Dow Jones Industrial Average futures declined approximately 45 points, representing a 0.1% decrease. S&P 500 futures showed modest weakness, while Nasdaq 100 futures demonstrated relative strength with a 0.2% gain.

Last Friday witnessed both the S&P 500 and Nasdaq reaching unprecedented highs. Semiconductor equities, with Intel among the leaders, provided substantial upward momentum heading into the weekend.
Market participants are now questioning whether this bullish trend can sustain itself. The coming days will see quarterly earnings releases from Alphabet, Apple, Microsoft, Amazon, and Meta Platforms.
“We’re potentially looking at the most consequential trading week of 2026 to date,” noted Glen Smith, chief investment officer at GDS Wealth Management. “Corporate earnings have reclaimed center stage.”
The Federal Reserve’s scheduled policy meeting adds another layer of significance. Market consensus points toward unchanged interest rates when the central bank concludes its deliberations.
Powell’s traditional post-meeting media briefing carries heightened importance. Observers anticipate this could be one of his final appearances in the role, with Kevin Warsh positioned to assume Fed leadership in the near future.
Crude Prices Surge Following Collapse of Iran Diplomatic Efforts
Oil prices experienced significant upward pressure Monday following President Trump’s decision to abort a planned diplomatic mission to Iran.
Brent crude futures accelerated 2.5% to reach $101.56 per barrel. West Texas Intermediate advanced 2.3% to $96.55 per barrel.
Reports indicated Iran had presented a fresh framework aimed at reopening the strategically vital Strait of Hormuz and halting hostilities, while deferring nuclear discussions.
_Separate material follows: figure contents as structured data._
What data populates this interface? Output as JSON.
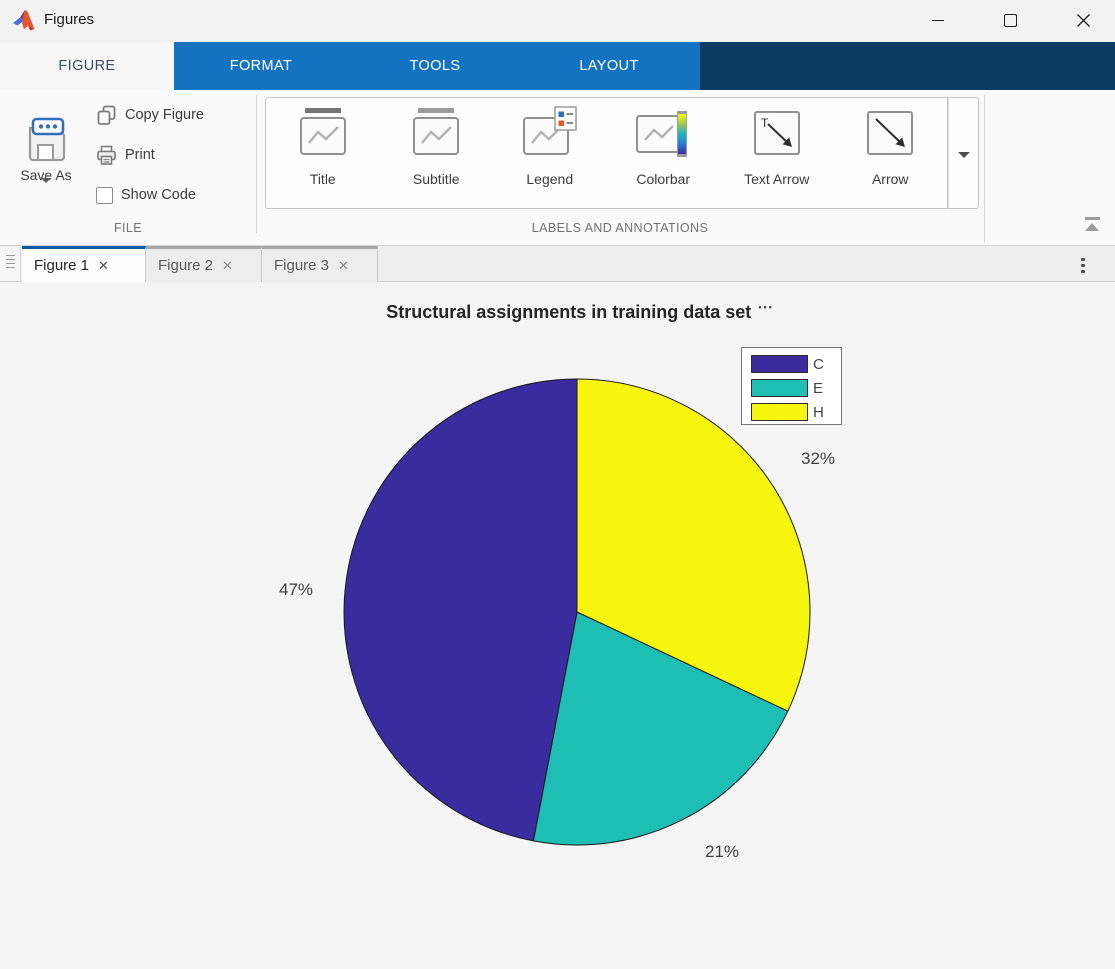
{
  "window": {
    "title": "Figures"
  },
  "ribbon": {
    "tabs": [
      {
        "label": "FIGURE",
        "active": true
      },
      {
        "label": "FORMAT",
        "active": false
      },
      {
        "label": "TOOLS",
        "active": false
      },
      {
        "label": "LAYOUT",
        "active": false
      }
    ],
    "file": {
      "label": "FILE",
      "save_as": "Save As",
      "copy_figure": "Copy Figure",
      "print": "Print",
      "show_code": "Show Code",
      "show_code_checked": false
    },
    "annotations": {
      "label": "LABELS AND ANNOTATIONS",
      "items": [
        "Title",
        "Subtitle",
        "Legend",
        "Colorbar",
        "Text Arrow",
        "Arrow"
      ]
    }
  },
  "figure_tabs": [
    {
      "label": "Figure 1",
      "active": true
    },
    {
      "label": "Figure 2",
      "active": false
    },
    {
      "label": "Figure 3",
      "active": false
    }
  ],
  "ui": {
    "close_glyph": "✕",
    "title_menu_glyph": "•••"
  },
  "chart_data": {
    "type": "pie",
    "title": "Structural assignments in training data set",
    "slices": [
      {
        "label": "C",
        "value": 47,
        "pct_label": "47%",
        "color": "#3a2b9e"
      },
      {
        "label": "E",
        "value": 21,
        "pct_label": "21%",
        "color": "#1ebeb5"
      },
      {
        "label": "H",
        "value": 32,
        "pct_label": "32%",
        "color": "#f6f60f"
      }
    ],
    "start_angle_deg": 90,
    "direction": "counterclockwise",
    "edge_color": "#1a1a1a",
    "legend": {
      "position": "top-right",
      "entries": [
        "C",
        "E",
        "H"
      ]
    }
  }
}
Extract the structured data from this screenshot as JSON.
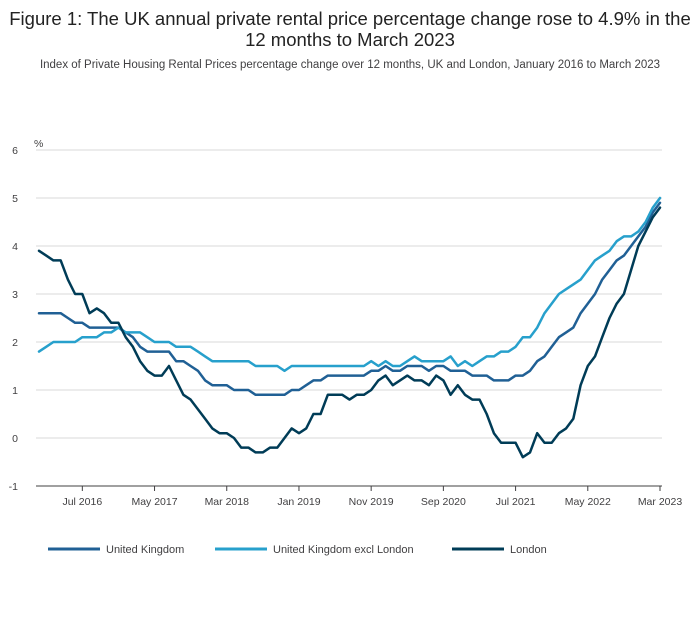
{
  "chart_data": {
    "type": "line",
    "title": "Figure 1: The UK annual private rental price percentage change rose to 4.9% in the 12 months to March 2023",
    "subtitle": "Index of Private Housing Rental Prices percentage change over 12 months, UK and London, January 2016 to March 2023",
    "ylabel": "%",
    "xlabel": "",
    "ylim": [
      -1,
      6
    ],
    "yticks": [
      -1,
      0,
      1,
      2,
      3,
      4,
      5,
      6
    ],
    "x_start": "Jan 2016",
    "x_end": "Mar 2023",
    "x_ticks": [
      {
        "label": "Jul 2016",
        "date": "2016-07"
      },
      {
        "label": "May 2017",
        "date": "2017-05"
      },
      {
        "label": "Mar 2018",
        "date": "2018-03"
      },
      {
        "label": "Jan 2019",
        "date": "2019-01"
      },
      {
        "label": "Nov 2019",
        "date": "2019-11"
      },
      {
        "label": "Sep 2020",
        "date": "2020-09"
      },
      {
        "label": "Jul 2021",
        "date": "2021-07"
      },
      {
        "label": "May 2022",
        "date": "2022-05"
      },
      {
        "label": "Mar 2023",
        "date": "2023-03"
      }
    ],
    "grid": true,
    "legend": "bottom",
    "series": [
      {
        "name": "United Kingdom",
        "color": "#206095",
        "values": [
          2.6,
          2.6,
          2.6,
          2.6,
          2.5,
          2.4,
          2.4,
          2.3,
          2.3,
          2.3,
          2.3,
          2.3,
          2.2,
          2.1,
          1.9,
          1.8,
          1.8,
          1.8,
          1.8,
          1.6,
          1.6,
          1.5,
          1.4,
          1.2,
          1.1,
          1.1,
          1.1,
          1.0,
          1.0,
          1.0,
          0.9,
          0.9,
          0.9,
          0.9,
          0.9,
          1.0,
          1.0,
          1.1,
          1.2,
          1.2,
          1.3,
          1.3,
          1.3,
          1.3,
          1.3,
          1.3,
          1.4,
          1.4,
          1.5,
          1.4,
          1.4,
          1.5,
          1.5,
          1.5,
          1.4,
          1.5,
          1.5,
          1.4,
          1.4,
          1.4,
          1.3,
          1.3,
          1.3,
          1.2,
          1.2,
          1.2,
          1.3,
          1.3,
          1.4,
          1.6,
          1.7,
          1.9,
          2.1,
          2.2,
          2.3,
          2.6,
          2.8,
          3.0,
          3.3,
          3.5,
          3.7,
          3.8,
          4.0,
          4.2,
          4.4,
          4.7,
          4.9
        ]
      },
      {
        "name": "United Kingdom excl London",
        "color": "#27a0cc",
        "values": [
          1.8,
          1.9,
          2.0,
          2.0,
          2.0,
          2.0,
          2.1,
          2.1,
          2.1,
          2.2,
          2.2,
          2.3,
          2.2,
          2.2,
          2.2,
          2.1,
          2.0,
          2.0,
          2.0,
          1.9,
          1.9,
          1.9,
          1.8,
          1.7,
          1.6,
          1.6,
          1.6,
          1.6,
          1.6,
          1.6,
          1.5,
          1.5,
          1.5,
          1.5,
          1.4,
          1.5,
          1.5,
          1.5,
          1.5,
          1.5,
          1.5,
          1.5,
          1.5,
          1.5,
          1.5,
          1.5,
          1.6,
          1.5,
          1.6,
          1.5,
          1.5,
          1.6,
          1.7,
          1.6,
          1.6,
          1.6,
          1.6,
          1.7,
          1.5,
          1.6,
          1.5,
          1.6,
          1.7,
          1.7,
          1.8,
          1.8,
          1.9,
          2.1,
          2.1,
          2.3,
          2.6,
          2.8,
          3.0,
          3.1,
          3.2,
          3.3,
          3.5,
          3.7,
          3.8,
          3.9,
          4.1,
          4.2,
          4.2,
          4.3,
          4.5,
          4.8,
          5.0
        ]
      },
      {
        "name": "London",
        "color": "#003c57",
        "values": [
          3.9,
          3.8,
          3.7,
          3.7,
          3.3,
          3.0,
          3.0,
          2.6,
          2.7,
          2.6,
          2.4,
          2.4,
          2.1,
          1.9,
          1.6,
          1.4,
          1.3,
          1.3,
          1.5,
          1.2,
          0.9,
          0.8,
          0.6,
          0.4,
          0.2,
          0.1,
          0.1,
          0.0,
          -0.2,
          -0.2,
          -0.3,
          -0.3,
          -0.2,
          -0.2,
          0.0,
          0.2,
          0.1,
          0.2,
          0.5,
          0.5,
          0.9,
          0.9,
          0.9,
          0.8,
          0.9,
          0.9,
          1.0,
          1.2,
          1.3,
          1.1,
          1.2,
          1.3,
          1.2,
          1.2,
          1.1,
          1.3,
          1.2,
          0.9,
          1.1,
          0.9,
          0.8,
          0.8,
          0.5,
          0.1,
          -0.1,
          -0.1,
          -0.1,
          -0.4,
          -0.3,
          0.1,
          -0.1,
          -0.1,
          0.1,
          0.2,
          0.4,
          1.1,
          1.5,
          1.7,
          2.1,
          2.5,
          2.8,
          3.0,
          3.5,
          4.0,
          4.3,
          4.6,
          4.8
        ]
      }
    ]
  }
}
However, weekend developments saw diplomatic progress unravel as both nations retreated from engagement.
The Strait of Hormuz represents a critical chokepoint for international petroleum transport. Extended closure or disruption amplifies concerns regarding escalating energy costs and broader inflationary pressures.
The dollar index retreated 0.1% versus major global currencies. The benchmark 10-year Treasury yield registered modest elevation to 4.32%.
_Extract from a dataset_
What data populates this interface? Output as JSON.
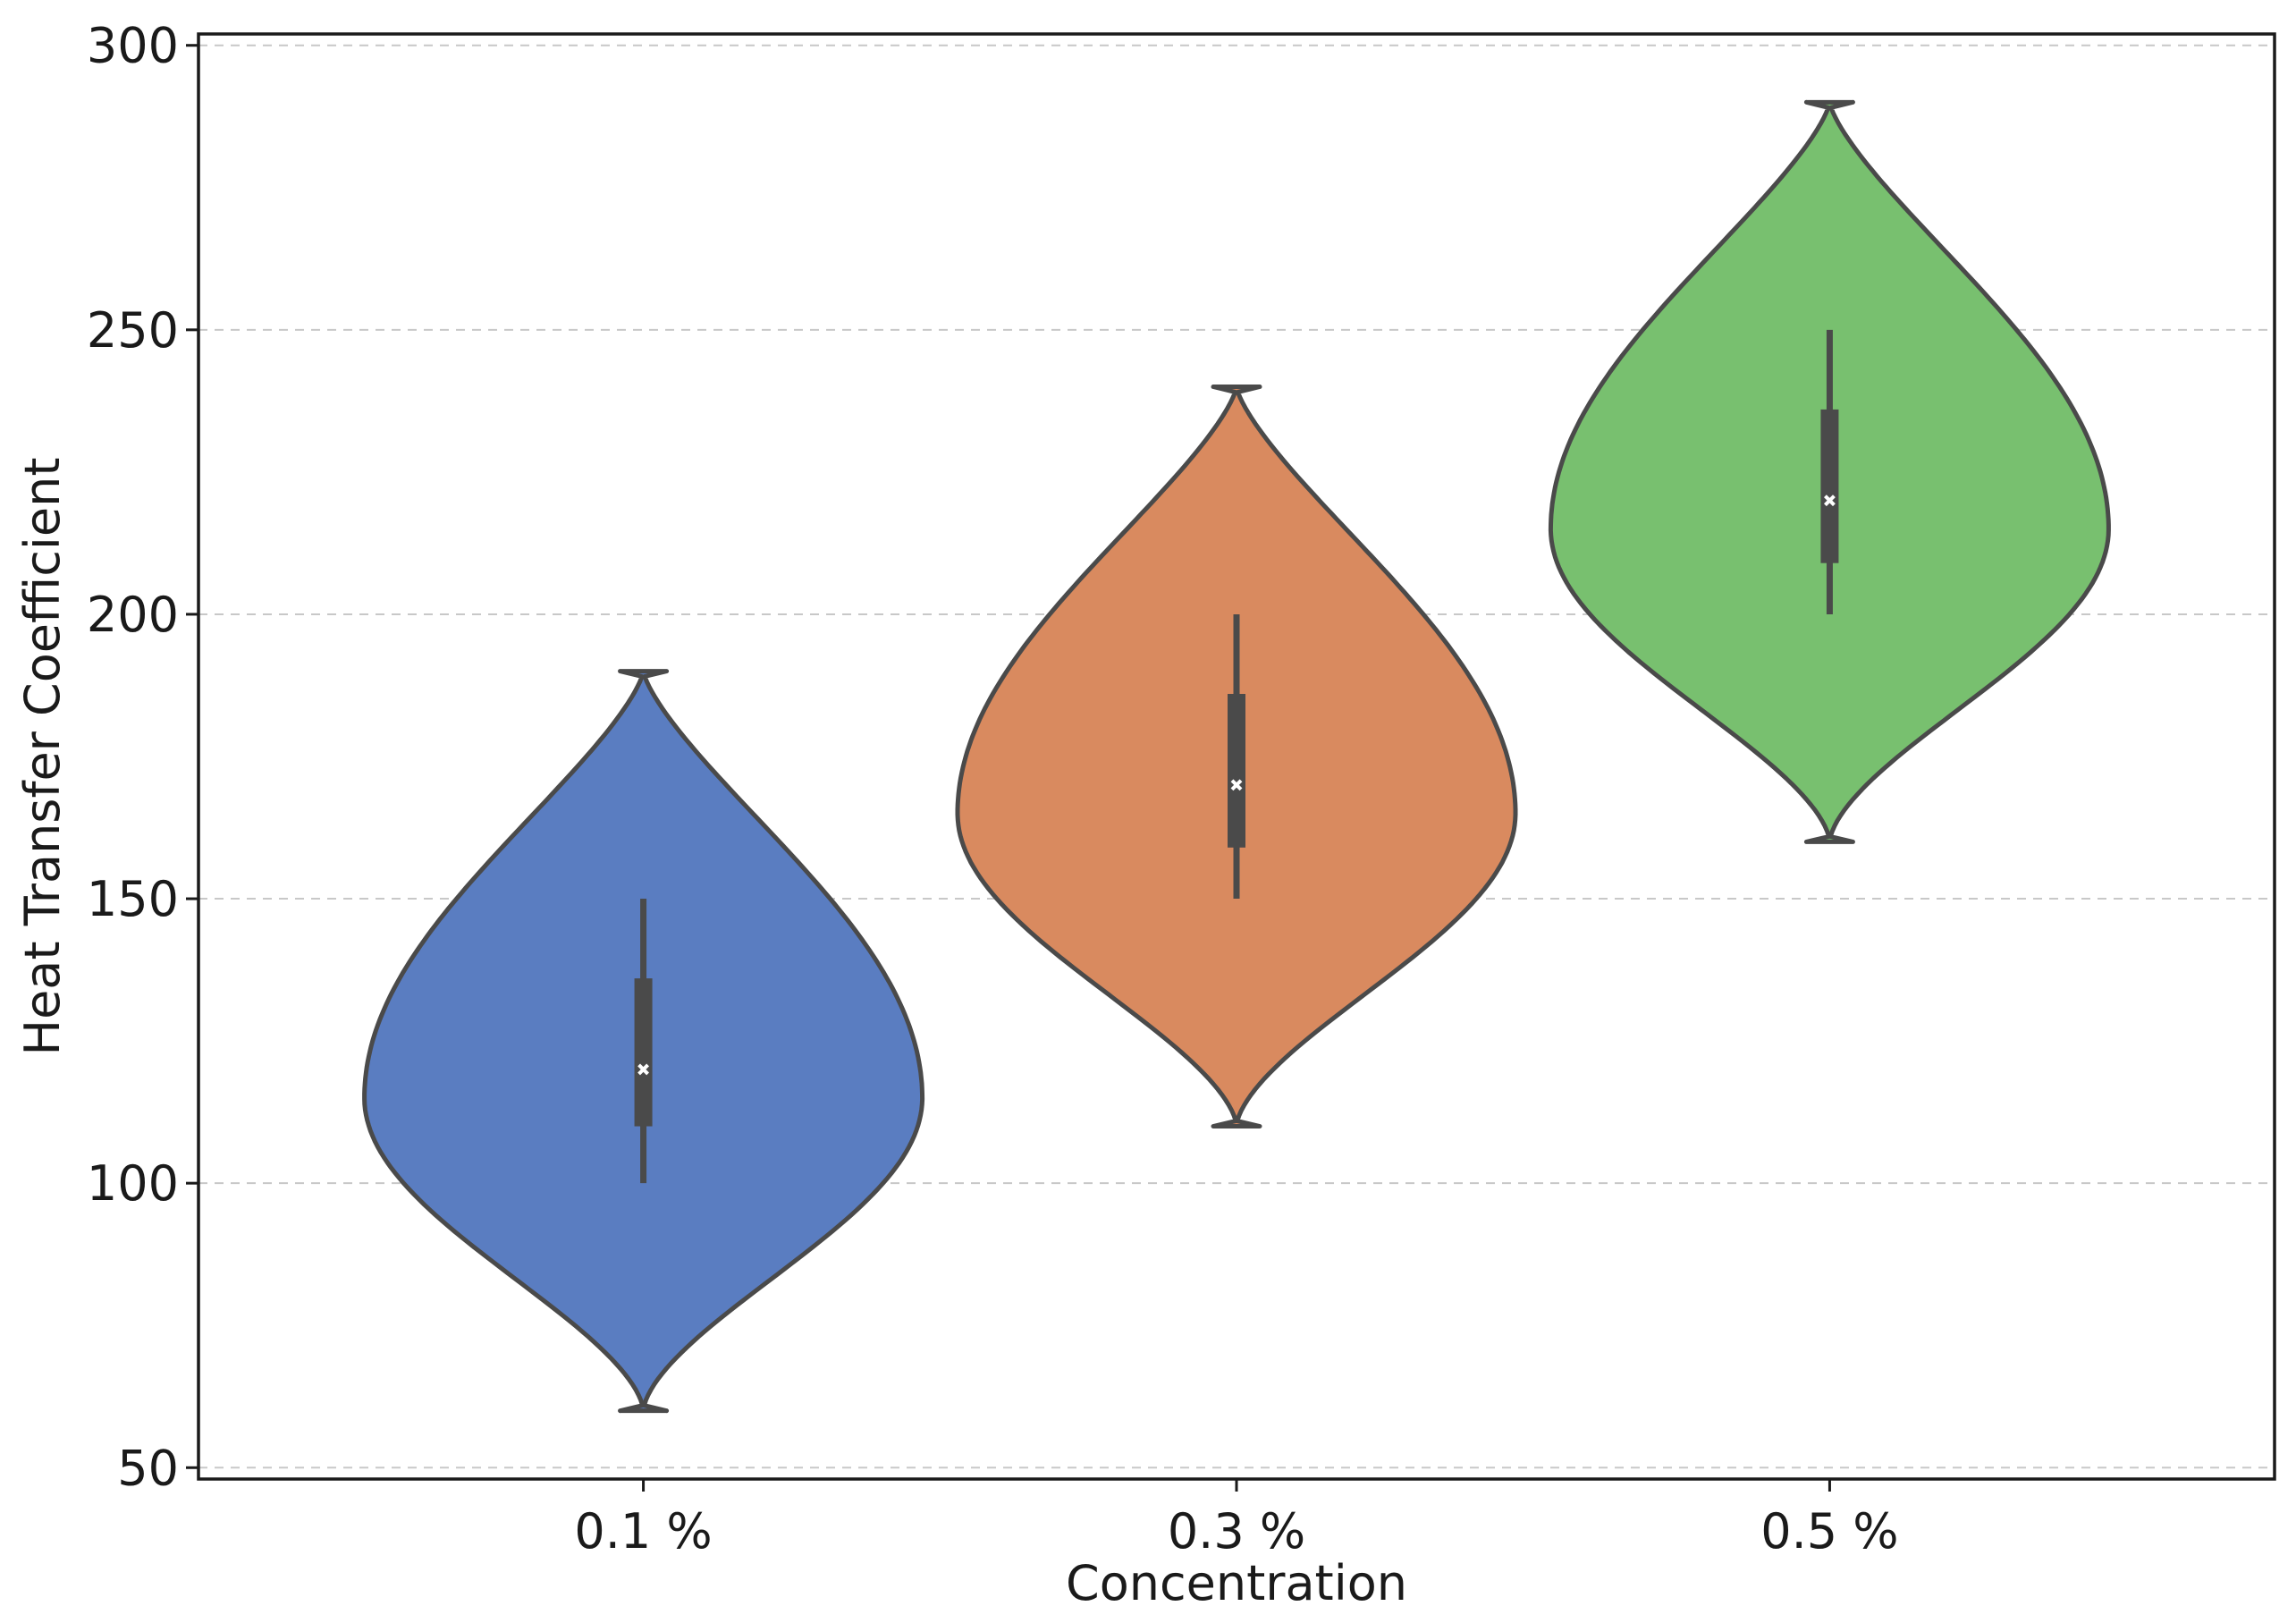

Gold prices experienced downward pressure as deteriorating Iran peace prospects lifted crude prices and prompted risk recalibration among investors.
Key Market Catalysts for the Week Ahead
South Korea’s Kospi index surged 2.2% in overnight trading, establishing a new record on semiconductor sector strength.
Adidas shares experienced substantial gains following a marathon runner’s sub-two-hour world record achievement in the company’s footwear.
Domestically, attention remains firmly fixed on the quintet of Magnificent Seven technology titans scheduled to release quarterly figures. These reports will substantially influence market direction as May approaches.
The Federal Reserve’s policy announcement will provide additional guidance regarding the interest rate trajectory for the remainder of 2026.